If you're the mom of grown up kids you know how awkward forging the adult to adult relationship can be. I've had to learn that no matter how much experience I've had. no matter how I want to cling, no matter how much money I loan, er give them, I can no longer control my kids. For a long time when they were young, control felt like love and concern. But maybe I'm just twisted. No matter.
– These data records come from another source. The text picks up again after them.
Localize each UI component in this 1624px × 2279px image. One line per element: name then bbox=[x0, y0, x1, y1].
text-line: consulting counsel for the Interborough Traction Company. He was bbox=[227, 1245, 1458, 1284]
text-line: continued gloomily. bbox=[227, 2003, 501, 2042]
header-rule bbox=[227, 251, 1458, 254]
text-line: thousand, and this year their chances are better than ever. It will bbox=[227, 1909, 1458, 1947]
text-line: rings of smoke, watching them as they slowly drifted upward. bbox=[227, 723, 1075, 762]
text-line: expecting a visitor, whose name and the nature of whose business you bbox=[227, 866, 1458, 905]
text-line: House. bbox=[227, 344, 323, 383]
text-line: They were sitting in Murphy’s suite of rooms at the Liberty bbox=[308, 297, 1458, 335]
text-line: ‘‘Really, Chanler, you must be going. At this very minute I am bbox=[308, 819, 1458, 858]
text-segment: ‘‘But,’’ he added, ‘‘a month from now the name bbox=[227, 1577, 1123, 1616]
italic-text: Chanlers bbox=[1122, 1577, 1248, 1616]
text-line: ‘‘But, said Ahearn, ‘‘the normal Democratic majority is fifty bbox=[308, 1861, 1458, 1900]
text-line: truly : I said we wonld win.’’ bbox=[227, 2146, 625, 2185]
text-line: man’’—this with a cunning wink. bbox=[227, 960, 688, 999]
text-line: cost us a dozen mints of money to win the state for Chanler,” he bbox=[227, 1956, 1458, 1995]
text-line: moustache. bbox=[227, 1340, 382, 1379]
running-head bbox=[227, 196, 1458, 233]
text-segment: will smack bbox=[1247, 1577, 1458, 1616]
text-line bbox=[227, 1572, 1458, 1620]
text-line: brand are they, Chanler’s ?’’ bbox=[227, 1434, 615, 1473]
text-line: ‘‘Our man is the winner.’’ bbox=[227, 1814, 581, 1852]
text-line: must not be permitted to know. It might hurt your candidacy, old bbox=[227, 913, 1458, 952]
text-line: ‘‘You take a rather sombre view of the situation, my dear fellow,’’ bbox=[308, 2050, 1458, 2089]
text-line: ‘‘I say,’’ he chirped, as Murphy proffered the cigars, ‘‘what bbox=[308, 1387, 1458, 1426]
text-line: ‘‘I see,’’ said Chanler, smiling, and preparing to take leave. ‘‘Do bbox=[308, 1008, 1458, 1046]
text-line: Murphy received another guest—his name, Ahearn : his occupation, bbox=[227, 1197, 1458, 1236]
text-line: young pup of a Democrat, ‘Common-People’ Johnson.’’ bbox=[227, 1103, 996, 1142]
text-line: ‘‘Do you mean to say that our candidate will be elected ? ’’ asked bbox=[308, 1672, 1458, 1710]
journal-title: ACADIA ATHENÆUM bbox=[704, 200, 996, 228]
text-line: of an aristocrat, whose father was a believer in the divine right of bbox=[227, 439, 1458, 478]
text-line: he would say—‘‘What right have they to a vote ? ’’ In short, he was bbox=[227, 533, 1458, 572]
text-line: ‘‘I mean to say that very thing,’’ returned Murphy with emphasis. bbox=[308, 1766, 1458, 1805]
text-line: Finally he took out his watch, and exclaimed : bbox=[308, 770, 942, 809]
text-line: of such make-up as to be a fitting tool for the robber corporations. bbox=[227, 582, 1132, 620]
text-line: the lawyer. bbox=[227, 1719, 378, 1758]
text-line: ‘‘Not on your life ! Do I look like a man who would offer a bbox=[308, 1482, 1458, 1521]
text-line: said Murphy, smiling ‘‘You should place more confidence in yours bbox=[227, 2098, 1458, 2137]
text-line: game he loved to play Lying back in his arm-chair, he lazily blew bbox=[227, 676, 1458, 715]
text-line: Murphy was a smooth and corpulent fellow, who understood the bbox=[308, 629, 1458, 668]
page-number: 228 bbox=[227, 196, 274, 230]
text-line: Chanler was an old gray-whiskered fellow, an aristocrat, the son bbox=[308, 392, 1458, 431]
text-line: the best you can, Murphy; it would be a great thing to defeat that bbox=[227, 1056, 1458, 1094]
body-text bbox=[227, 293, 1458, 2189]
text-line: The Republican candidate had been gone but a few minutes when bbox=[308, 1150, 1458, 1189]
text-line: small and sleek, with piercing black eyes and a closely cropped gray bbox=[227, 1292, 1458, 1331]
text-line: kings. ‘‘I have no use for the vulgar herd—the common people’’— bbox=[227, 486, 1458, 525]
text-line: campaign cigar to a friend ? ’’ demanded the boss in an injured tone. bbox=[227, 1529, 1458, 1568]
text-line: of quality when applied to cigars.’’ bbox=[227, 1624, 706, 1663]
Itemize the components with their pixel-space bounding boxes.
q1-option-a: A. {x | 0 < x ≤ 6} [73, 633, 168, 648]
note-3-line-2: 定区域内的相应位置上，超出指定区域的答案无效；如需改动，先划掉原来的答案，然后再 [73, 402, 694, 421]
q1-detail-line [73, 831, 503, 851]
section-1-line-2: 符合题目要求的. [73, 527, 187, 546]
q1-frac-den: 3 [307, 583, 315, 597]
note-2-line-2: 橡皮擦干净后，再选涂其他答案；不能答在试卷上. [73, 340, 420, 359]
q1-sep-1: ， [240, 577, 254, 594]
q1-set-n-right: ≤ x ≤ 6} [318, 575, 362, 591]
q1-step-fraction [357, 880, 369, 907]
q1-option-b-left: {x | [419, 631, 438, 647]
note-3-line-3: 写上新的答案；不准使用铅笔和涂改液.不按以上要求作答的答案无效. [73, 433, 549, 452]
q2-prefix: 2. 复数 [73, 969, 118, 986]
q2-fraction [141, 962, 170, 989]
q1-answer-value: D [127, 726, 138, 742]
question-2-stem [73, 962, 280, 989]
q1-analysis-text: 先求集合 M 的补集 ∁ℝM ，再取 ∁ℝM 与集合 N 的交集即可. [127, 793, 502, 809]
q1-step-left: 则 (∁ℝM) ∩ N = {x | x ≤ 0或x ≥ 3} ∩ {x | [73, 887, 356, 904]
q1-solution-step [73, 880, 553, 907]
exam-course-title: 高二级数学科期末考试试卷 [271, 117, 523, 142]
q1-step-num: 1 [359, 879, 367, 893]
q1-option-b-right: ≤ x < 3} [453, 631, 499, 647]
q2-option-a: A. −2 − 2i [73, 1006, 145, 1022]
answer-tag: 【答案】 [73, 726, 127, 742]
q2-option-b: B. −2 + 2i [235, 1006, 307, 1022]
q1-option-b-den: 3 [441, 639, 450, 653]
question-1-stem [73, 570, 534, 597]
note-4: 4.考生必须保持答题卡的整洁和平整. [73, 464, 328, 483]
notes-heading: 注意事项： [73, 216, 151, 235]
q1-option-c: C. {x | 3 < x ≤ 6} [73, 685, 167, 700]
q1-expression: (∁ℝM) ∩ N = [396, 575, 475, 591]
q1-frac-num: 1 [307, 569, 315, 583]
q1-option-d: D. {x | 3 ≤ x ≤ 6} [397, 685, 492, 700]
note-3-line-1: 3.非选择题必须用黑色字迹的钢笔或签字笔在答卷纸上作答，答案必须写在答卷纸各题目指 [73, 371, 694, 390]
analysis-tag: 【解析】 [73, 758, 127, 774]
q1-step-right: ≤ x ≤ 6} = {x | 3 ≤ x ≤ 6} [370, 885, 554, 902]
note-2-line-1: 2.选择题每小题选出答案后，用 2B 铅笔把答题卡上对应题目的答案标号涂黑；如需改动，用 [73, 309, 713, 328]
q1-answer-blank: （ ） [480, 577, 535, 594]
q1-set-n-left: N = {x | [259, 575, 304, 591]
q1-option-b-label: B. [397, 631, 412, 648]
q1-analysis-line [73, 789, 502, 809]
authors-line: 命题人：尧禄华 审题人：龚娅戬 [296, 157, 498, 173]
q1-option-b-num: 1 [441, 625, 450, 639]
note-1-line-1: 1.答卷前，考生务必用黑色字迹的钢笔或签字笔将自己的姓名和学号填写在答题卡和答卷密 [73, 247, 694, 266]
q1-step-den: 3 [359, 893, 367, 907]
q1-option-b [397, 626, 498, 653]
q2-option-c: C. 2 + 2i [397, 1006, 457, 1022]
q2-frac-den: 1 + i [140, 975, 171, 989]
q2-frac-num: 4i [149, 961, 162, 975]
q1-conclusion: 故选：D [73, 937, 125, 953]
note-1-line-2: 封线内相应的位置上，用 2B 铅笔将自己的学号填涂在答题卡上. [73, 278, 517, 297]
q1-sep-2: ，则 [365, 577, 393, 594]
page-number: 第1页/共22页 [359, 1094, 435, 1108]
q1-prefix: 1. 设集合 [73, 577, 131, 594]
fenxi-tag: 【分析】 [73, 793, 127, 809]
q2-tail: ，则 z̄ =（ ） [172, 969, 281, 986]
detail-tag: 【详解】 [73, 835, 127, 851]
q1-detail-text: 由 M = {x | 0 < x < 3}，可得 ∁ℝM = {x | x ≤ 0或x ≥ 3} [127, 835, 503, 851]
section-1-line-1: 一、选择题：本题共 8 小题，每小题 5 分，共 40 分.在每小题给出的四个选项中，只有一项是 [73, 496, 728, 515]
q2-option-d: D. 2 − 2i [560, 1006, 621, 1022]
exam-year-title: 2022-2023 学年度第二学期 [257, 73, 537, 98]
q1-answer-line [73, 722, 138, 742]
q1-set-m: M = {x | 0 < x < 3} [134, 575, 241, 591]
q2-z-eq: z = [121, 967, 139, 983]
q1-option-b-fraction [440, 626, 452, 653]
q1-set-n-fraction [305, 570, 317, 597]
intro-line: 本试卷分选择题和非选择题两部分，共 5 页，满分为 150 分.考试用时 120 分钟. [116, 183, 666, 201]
I asserted a bit of control a couple of weeks ago with my oldest daughter and now I must apologize. It was a silly thing to do and she didn't object but she must have wondered if I still have all my marbles. Her car was in the body shop getting beautiful after living in the city for a while so I let her drive my Audi for a couple of weeks. That may not sound like a very big deal, but I love my car. Her name is Pearl and we've been together for seven happy years. She has a few scratches and one badly repaired dent but I love her in the way one loves a great old pair of leather loafers that cost way too much.

My daughter has a dependency problem. She must have music at all times. Her musical taste varies and her knowledge of local bands and artists is extensive. I like some of her music and some of it makes my hair hurt.

The truth is, I really didn't want to loan out my car, but my girl was starting a new job and I couldn't see her driving to work in our old 89' Chevy pickup that only starts half the time. So to keep a little control over my darling Pearl I informed my daughter that I dind't want her to mix up the cds in the changer in my car. I wanted the car returned to me with Roxy Music in the number two position and my soundtrack from Garden State in number five. She was a very good girl and used her ipod instead of my cd changer the entire two weeks she drove Pearl.

It was only after daughter number two told me how funny the joke was, the one about me insisting that the cds be in the right order, that I realized how silly the request was. The truth is that I only listen to two of the six cds in the changer. I was just hanging on to a scrap of control. Over Pearl. Over my daughter. Over anything in my life.

I'm sorry. It was silly. I'm so proud of you. I'm letting go. Gradually.

1 comment:

Anonymous said...

All is forgiven, mommy. Mostly because I guess I inherited your control freakishiness and totally understood your need to keep the CDs in order. I wouldn't have gone in and changed your radio presets either. It's all the same thing, as far as I am concerned.